Joshua Slocum et l’aventure du Spray

Joshua Slocum, Seul autour du monde sur un voilier de onze mètres, éditions Chiron, illustrations de Léon Haffner

Bienvenue à bord du Spray, premier bateau à avoir mené son skipper en solitaire pour une authentique circumnavigation. Joshua Slocum quitta en effet Boston le 24 avril 1895 et y revint le 27 juin 1898, après avoir parcouru pas moins de 46000 miles. Dire que la navigation en solitaire fascine tous les marins et sans doute aussi nombre de terriens est un truisme. Rappeler que le tour du  monde de Joshua Slocum est devenu un mythe, et son récit un morceau d’anthologie pour tous les amoureux de la mer, de la voile et de l’aventure ne le serait pas moins. Pourtant, il faut souligner la magie qui se dégage de ce récit. Beauté, précision et richesse, d’abord, d’un fabuleux journal de bord, détaillé, poétique, et même parfois rêveur. Beauté, aussi, dans l’édition originale et dans la traduction aux éditions Chiron, des magnifiques illustrations et croquis de Léon Haffner, subtilement disséminés dans les marges, à chaque page, et qui attirent le lecteur autant qu’elles l’invitent à la rêverie. Rare expérience donc, très différente d’ailleurs de celle que suscitent les bandes dessinées, et qui consiste à aller du texte à sa marge, d’y aller en se demandant fugacement comment le dessinateur a représenté telle ou telle scène, mais qui incite aussi à s’égarer presque volontairement dans les dessins pour se demander en retournant au texte quel épisode, quel événement, tel ou tel dessin figure. Livre rare donc, et qui donne l’occasion au lecteur d’une véritable départ pour l’aventure.

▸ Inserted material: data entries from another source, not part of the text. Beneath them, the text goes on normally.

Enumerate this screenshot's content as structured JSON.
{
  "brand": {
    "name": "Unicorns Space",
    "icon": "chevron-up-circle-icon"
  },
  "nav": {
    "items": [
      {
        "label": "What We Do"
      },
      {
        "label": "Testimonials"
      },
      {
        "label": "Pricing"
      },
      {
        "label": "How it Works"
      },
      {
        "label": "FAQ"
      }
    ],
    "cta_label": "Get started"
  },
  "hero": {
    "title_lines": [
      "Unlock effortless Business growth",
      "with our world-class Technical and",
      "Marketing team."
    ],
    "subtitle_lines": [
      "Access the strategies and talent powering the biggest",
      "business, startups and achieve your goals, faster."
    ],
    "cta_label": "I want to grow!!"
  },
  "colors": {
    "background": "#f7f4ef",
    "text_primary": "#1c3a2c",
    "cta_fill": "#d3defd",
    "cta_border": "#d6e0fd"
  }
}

Extrait du chapitre VIII :

« Dans la matinée du 4 mars, le vent tourna au S.-0., puis, brusquement, au N.-O., et se mit à souffler avec une force terrifiante. J’amenai tout et laissai porter, à sec de toile. Aucun bateau au monde n’aurait pu tenir contre un coup de vent aussi violent. Sachant que cette tempête pouvait durer plusieurs jours, et qu’il m’était impossible de revenir le long de la côte de la Terre-de-Feu, je n’avais rien d’autre à faire que d’aller dans l’Est, d’autant plus que, pour ma sécurité, la seule allure qui me fut permise était la fuite devant le temps. Aussi je piquai au S.-E., comme pour doubler le Cap Horn, pendant que des lames monstrueuses se levaient et s’abaissaient, en mugissant l’éternelle chanson de la mer. Mais la main qui les conduisait guidait aussi le Spray…Mon bateau ne portait que la trinquette avec le ris pris, bordée plat. Je filai deux amarres à l’arrière pour stabiliser sa route et empêcher les vagues de venir déferler à bord. Ainsi gréé, il se comportait admirablement, n’embarquant pas une goutte d’eau. Même au plus fort de la tempête, mon bateau étalait parfaitement. Ses qualités nautiques extraordinaires me transportaient d’aise. Lorsque j’eus pris toutes les dispositions exigées par les circonstances pour assurer la sécurité du bateau, j’allai, entre deux lames, dans la cuisine et préparai, sur mon feu de bois, un grand bol de café ainsi qu’un bon irish stew. Toujours, sur le Spray, j’ai pris des repas chauds. Cependant, au large du Cap Pillar, dans cette mer extraordinairement haute, irrégulière et forte, mon appétit était mince, et je remis mon repas à plus tard.(Confidentiellement, j’avais le mal de mer !). Le premier jour de la tempête, le Spray affronta l’épreuve de la plus mauvaise mer que le Cap Horn et ses régions sauvages pussent offrir, et dans aucune autre partie du monde on n’aurait pu trouver une mer aussi mauvaise que ce jour-là, près du Cap Pillar, la farouche sentinelle du Cap Horn. Plus loin, au large, la mer était réellement,t majestueuse, et le danger moindre. Le Spray montait et descendait sur les lames géantes, tantôt sur la crête, comme un oiseau, tantôt comme une épave, dans les creux profonds, et il poursuivait sa route. Des jours entiers passèrent ainsi, m’apportant ( oui, parfaitement !) une véritable sensation de plaisir ».